Esin Öğretmen Davasında, Şüpheli Eş Tutuklandı

Esin Öğretmen Davasında, Şüpheli Eş Tutuklandı

SİİRT'te, şiddet gördüğü iddiasıyla eşine açtığı boşanma davası sürerken, 2010 yılında Tillo Kalesi'ndeki uçurumun dibinde cesedi bulunan ve kazayla d...

SİİRT'te, şiddet gördüğü iddiasıyla eşine açtığı boşanma davası sürerken, 2010 yılında Tillo Kalesi'ndeki uçurumun dibinde cesedi bulunan ve kazayla düşüp öldüğü ileri sürülen 25 yaşındaki öğreten Esin Güneş davasında, Güneş'in eşi Güven Güneş'e tutuklama kararı çıkarken, diğer sanık taksici Beşir Üzüm'e yurt dışına çıkış yasağı getirildi. Duruşmada bulunan Güven Güneş tutuklandı.
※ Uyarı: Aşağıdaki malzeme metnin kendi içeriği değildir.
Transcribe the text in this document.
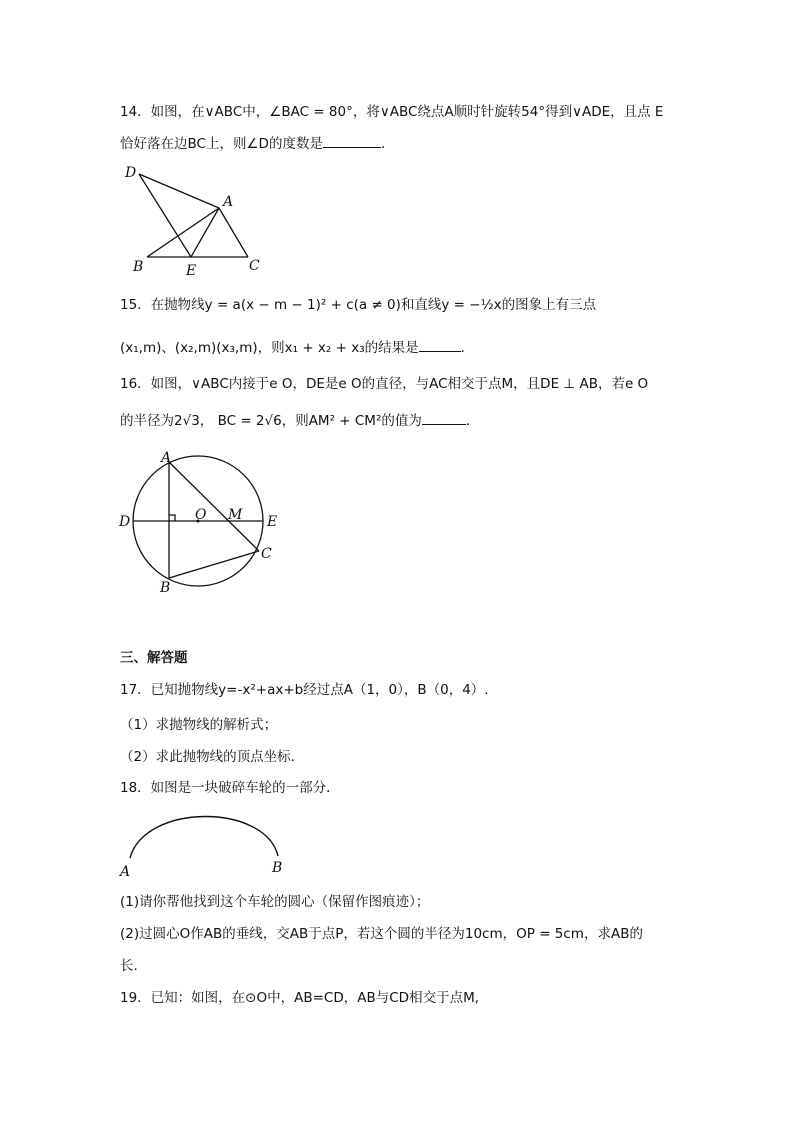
14．如图，在∨ABC中，∠BAC = 80°，将∨ABC绕点A顺时针旋转54°得到∨ADE，且点 E
恰好落在边BC上，则∠D的度数是	．
D
A
B	E	C
15．在抛物线y = a(x − m − 1)² + c(a ≠ 0)和直线y = −½x的图象上有三点
(x₁,m)、(x₂,m)(x₃,m)，则x₁ + x₂ + x₃的结果是	．
16．如图，∨ABC内接于e O，DE是e O的直径，与AC相交于点M，且DE ⊥ AB，若e O
的半径为2√3， BC = 2√6，则AM² + CM²的值为	．
A
B
C
D	E
O M
三、解答题
17．已知抛物线y=-x²+ax+b经过点A（1，0），B（0，4）.
（1）求抛物线的解析式；
（2）求此抛物线的顶点坐标．
18．如图是一块破碎车轮的一部分．
A	B
(1)请你帮他找到这个车轮的圆心（保留作图痕迹）；
(2)过圆心O作AB的垂线，交AB于点P，若这个圆的半径为10cm，OP = 5cm，求AB的
长．
19．已知：如图，在⊙O中，AB=CD，AB与CD相交于点M,
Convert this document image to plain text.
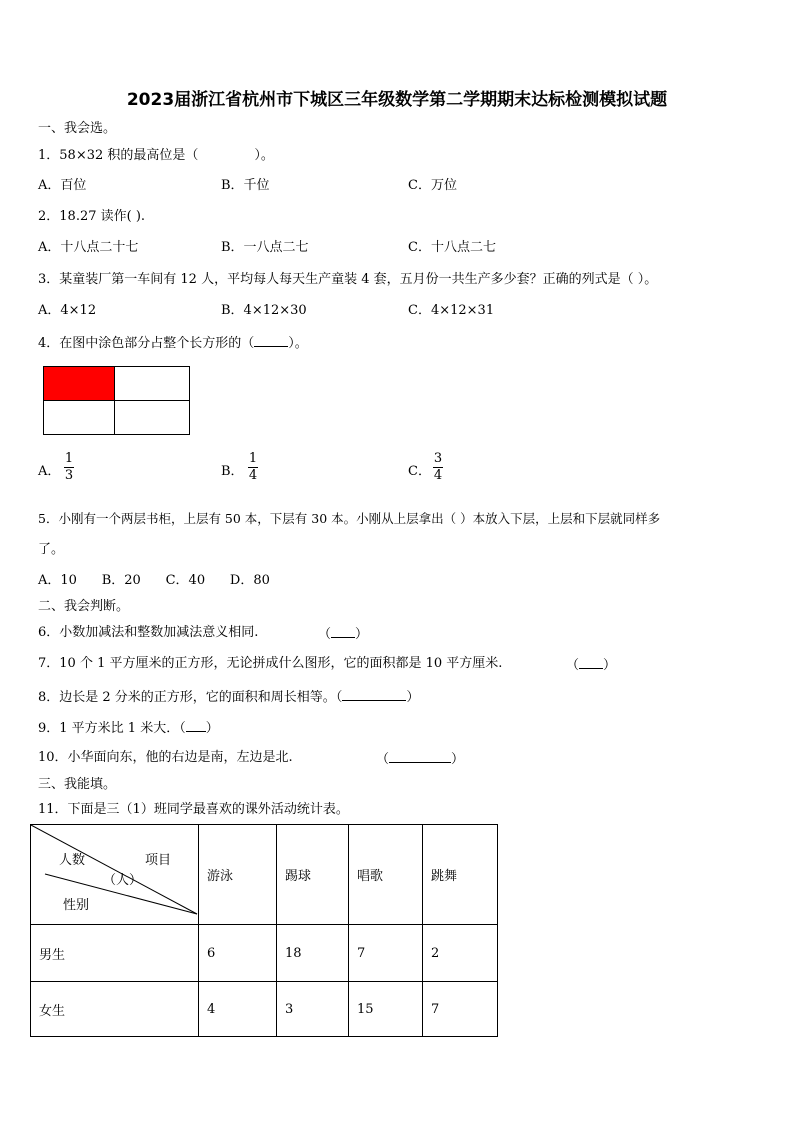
2023届浙江省杭州市下城区三年级数学第二学期期末达标检测模拟试题
一、我会选。
1．58×32 积的最高位是（	）。
A．百位	B．千位	C．万位
2．18.27 读作( ).
A．十八点二十七	B．一八点二七	C．十八点二七
3．某童装厂第一车间有 12 人，平均每人每天生产童装 4 套，五月份一共生产多少套？正确的列式是（ ）。
A．4×12	B．4×12×30	C．4×12×31
4．在图中涂色部分占整个长方形的（	）。
A．
1
3	B．
1
4	C．
3
4
5．小刚有一个两层书柜，上层有 50 本，下层有 30 本。小刚从上层拿出（ ）本放入下层，上层和下层就同样多
了。
A．10      B．20      C．40      D．80
二、我会判断。
6．小数加减法和整数加减法意义相同.	（ ）
7．10 个 1 平方厘米的正方形，无论拼成什么图形，它的面积都是 10 平方厘米.	（ ）
8．边长是 2 分米的正方形，它的面积和周长相等。（	）
9．1 平方米比 1 米大．（ ）
10．小华面向东，他的右边是南，左边是北.	（	）
三、我能填。
11．下面是三（1）班同学最喜欢的课外活动统计表。
人数 项目
（人）
性别	游泳	踢球	唱歌	跳舞
男生	6	18	7	2
女生	4	3	15	7
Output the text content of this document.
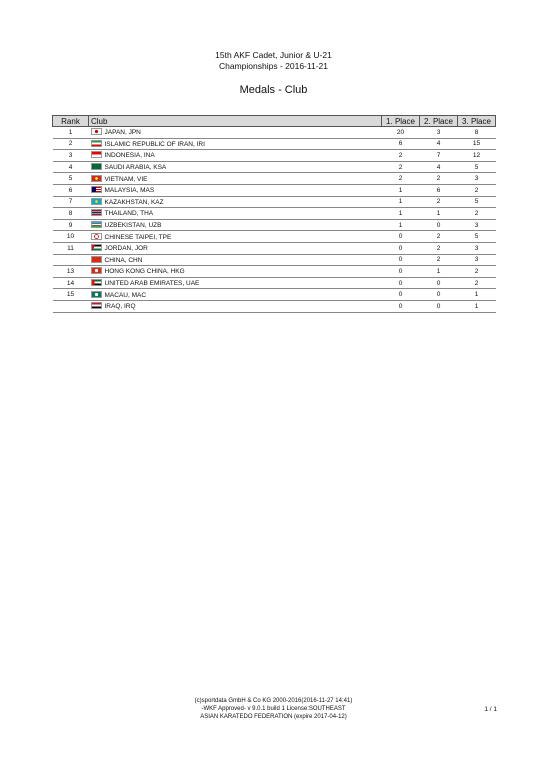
15th AKF Cadet, Junior & U-21
Championships - 2016-11-21
Medals - Club
Rank	Club	1. Place	2. Place	3. Place
1	JAPAN, JPN	20	3	8
2	ISLAMIC REPUBLIC OF IRAN, IRI	6	4	15
3	INDONESIA, INA	2	7	12
4	SAUDI ARABIA, KSA	2	4	5
5	VIETNAM, VIE	2	2	3
6	MALAYSIA, MAS	1	6	2
7	KAZAKHSTAN, KAZ	1	2	5
8	THAILAND, THA	1	1	2
9	UZBEKISTAN, UZB	1	0	3
10	CHINESE TAIPEI, TPE	0	2	5
11	JORDAN, JOR	0	2	3
	CHINA, CHN	0	2	3
13	HONG KONG CHINA, HKG	0	1	2
14	UNITED ARAB EMIRATES, UAE	0	0	2
15	MACAU, MAC	0	0	1
	IRAQ, IRQ	0	0	1
(c)sportdata GmbH & Co KG 2000-2016(2016-11-27 14:41)
-WKF Approved- v 9.0.1 build 1 License:SOUTHEAST
ASIAN KARATEDO FEDERATION (expire 2017-04-12)
1 / 1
Siirt'te özel güvenlik görevlisi Güven Güneş ile 75'inci Yıl İlköğretim Okulu sınıf öğretmeni Esin Güneş, 2008 yılında evlendi. Esin Güneş, iddiaya göre evliliklerinin ikinci yılında eşinden şiddet görmeye başlaması üzerine boşanma davası açtı. Öğretmen Esin Güneş, 24 Ağustos 2010 günü eşi Güven Güneş ve taksici Beşir Üzüm ile gittiği Aydınlar İlçesi'nde 'Kale' olarak bilinen uçurumun dibinde ölü bulundu. İfadesine başvurulan Güven Güneş pikniğe gittiklerini ve olayın kazayla meydana geldiğini öne sürerek, "Taksici arkadaşım Beşir Üzüm'ün kullandığı araçla bölgeye gittik. Eşim hava alsın, gezelim, piknik yapalım istedik. Kameriyede otururken ayağa kalkmak istedi. Bu sırada ayağı takıldı ve düştü" dedi.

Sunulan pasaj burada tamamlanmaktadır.